A MULTI-million pound materials innovations factory that will see academic scientists and researchers working alongside a team from soaps to food giant Unilever is to be built in Liverpool.

Planning officers yesterday recommended approval of the ambitious scheme to Liverpool City Council’s planning committee.

The proposal involves the demolition of the existing two-storey Muspratt lecture theatre at the front of the University of Liverpool’s 1960s Donnan Building, in Grove Street, and its replacement with a new striking five-storey Materials Innovation Factory spanning more than 100,000 square feet.

The new block will create a physical extension to the existing Donnan Building, with four floors of research, office and laboratory space with associated plant equipment on the fifth floor.

It will be home to a new, state of the art laboratory facility for a joint venture between the university and Unilever, potentially housing 140 university researchers and up to 100 Unilever researchers.

It will give academics and Unilever professionals shared use of cutting-edge robotics and automation technology.

The university says the Materials Innovation Factory will provide an unparalleled suite of open access, state-of-the-art equipment and internationally-leading academic expertise when it opens in 2016. 

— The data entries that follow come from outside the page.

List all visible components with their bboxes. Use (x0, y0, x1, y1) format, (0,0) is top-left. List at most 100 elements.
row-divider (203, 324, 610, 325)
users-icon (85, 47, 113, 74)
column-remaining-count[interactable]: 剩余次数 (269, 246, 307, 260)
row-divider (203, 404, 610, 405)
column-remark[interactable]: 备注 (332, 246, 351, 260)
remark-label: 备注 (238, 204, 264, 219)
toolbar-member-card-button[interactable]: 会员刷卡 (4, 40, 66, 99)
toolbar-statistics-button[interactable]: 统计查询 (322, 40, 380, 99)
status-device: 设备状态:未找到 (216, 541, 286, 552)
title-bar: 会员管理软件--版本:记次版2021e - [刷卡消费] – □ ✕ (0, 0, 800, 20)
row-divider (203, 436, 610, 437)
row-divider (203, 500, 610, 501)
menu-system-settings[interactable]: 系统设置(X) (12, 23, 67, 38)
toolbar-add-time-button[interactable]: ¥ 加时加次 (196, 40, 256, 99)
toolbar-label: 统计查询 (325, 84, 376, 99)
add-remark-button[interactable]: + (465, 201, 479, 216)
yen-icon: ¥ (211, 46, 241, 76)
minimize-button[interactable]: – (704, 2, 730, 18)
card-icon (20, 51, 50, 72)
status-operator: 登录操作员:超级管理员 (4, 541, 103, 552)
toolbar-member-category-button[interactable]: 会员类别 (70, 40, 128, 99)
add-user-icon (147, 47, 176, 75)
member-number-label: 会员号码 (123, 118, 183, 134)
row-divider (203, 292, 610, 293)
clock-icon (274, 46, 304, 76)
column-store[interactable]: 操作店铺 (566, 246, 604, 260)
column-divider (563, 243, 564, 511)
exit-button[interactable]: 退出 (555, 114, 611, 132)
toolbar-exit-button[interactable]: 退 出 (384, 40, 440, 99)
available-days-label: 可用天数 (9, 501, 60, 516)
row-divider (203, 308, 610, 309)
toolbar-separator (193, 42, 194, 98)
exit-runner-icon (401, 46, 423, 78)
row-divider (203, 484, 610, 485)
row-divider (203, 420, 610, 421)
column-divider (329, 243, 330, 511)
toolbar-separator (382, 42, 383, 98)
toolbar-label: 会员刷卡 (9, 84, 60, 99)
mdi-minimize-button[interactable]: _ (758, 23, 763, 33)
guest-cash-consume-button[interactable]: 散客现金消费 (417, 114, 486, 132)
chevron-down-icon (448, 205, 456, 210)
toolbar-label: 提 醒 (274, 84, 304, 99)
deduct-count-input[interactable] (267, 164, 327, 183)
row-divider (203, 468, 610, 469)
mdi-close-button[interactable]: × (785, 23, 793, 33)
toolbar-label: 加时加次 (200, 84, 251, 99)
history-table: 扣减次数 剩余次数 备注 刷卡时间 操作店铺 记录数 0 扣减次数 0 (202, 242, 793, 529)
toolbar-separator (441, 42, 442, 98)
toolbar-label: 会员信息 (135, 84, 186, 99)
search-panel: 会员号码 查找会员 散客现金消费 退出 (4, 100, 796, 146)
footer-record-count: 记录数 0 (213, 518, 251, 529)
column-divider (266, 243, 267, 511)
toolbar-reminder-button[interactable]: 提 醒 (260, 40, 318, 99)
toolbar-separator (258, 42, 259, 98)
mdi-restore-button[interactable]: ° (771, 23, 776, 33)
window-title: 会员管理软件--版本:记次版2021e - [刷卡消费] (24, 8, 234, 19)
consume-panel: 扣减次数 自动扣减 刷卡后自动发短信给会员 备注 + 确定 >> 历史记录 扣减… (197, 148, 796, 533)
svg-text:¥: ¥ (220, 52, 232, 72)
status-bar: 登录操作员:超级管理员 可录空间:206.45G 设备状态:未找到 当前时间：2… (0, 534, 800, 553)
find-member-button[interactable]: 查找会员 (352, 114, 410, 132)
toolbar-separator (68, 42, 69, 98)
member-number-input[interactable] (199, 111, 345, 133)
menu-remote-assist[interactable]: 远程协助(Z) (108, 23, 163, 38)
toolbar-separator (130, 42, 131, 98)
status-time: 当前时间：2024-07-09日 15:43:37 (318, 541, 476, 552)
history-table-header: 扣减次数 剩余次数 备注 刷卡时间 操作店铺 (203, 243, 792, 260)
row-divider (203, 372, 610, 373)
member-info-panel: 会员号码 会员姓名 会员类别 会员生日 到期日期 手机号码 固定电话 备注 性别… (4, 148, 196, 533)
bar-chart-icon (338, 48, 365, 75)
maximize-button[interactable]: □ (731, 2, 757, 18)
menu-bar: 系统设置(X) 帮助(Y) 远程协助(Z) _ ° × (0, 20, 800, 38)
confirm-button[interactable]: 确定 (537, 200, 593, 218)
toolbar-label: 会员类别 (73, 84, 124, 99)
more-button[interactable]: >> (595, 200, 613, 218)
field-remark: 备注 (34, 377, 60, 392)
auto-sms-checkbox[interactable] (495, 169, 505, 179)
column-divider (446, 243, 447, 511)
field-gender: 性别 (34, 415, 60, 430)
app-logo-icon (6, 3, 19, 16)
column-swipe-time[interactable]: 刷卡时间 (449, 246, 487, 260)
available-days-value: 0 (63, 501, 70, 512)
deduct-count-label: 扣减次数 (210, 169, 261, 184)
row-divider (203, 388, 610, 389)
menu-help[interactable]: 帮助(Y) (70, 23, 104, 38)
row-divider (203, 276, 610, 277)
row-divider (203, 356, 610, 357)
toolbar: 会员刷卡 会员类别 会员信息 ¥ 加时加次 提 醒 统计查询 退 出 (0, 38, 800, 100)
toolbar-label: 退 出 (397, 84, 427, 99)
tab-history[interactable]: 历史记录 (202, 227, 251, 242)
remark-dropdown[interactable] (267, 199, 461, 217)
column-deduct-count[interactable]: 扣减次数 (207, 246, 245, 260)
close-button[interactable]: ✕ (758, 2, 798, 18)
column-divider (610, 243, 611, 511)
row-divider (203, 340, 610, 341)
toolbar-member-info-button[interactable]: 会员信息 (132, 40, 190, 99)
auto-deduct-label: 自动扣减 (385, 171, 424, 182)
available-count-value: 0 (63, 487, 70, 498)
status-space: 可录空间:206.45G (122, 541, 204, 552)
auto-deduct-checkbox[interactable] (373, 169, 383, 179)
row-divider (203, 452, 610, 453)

At the heart of the Materials Innovation Factory will be a set of shared laboratory facilities housing £10m worth of measurement and testing instrumentation, ranging from standard testing and measurement equipment, high-throughput techniques, high-end analytical techniques such as nuclear magnetic resonance (NMR), mass spec and electron microscopy and a range of other unique and bespoke capabilities that will accelerate the research and development process by a factor of 200 and greatly reduce new product discovery times.

Knowledge base

Said a university spokesman: “Due to open in 2016, the purpose-built facility will be at the centre of an exciting network of educational and research institutes, incubators and science parks, creating a vibrant ‘innovation village’ where multiple industry and academic partners can work and innovate together within a shared, bespoke environment.”

In a report to planning committee members, city council planners said the proposed new Materials Innovation Factory will help to bring an enhanced specialist knowledge base to the university and to Liverpool, attracting inward investment from related industries.

“It builds on the university’s pre-existing, leading capabilities in molecular biosciences and its Centre for Materials Discovery (CMD). As well as integrating and extending research facilities.

“The application site is at the heart of the University of Liverpool campus,and will provide exceptional educational and research facilities and help to bring an enhanced specialist knowledge base to the city, in turn attracting inward investment from related industries.”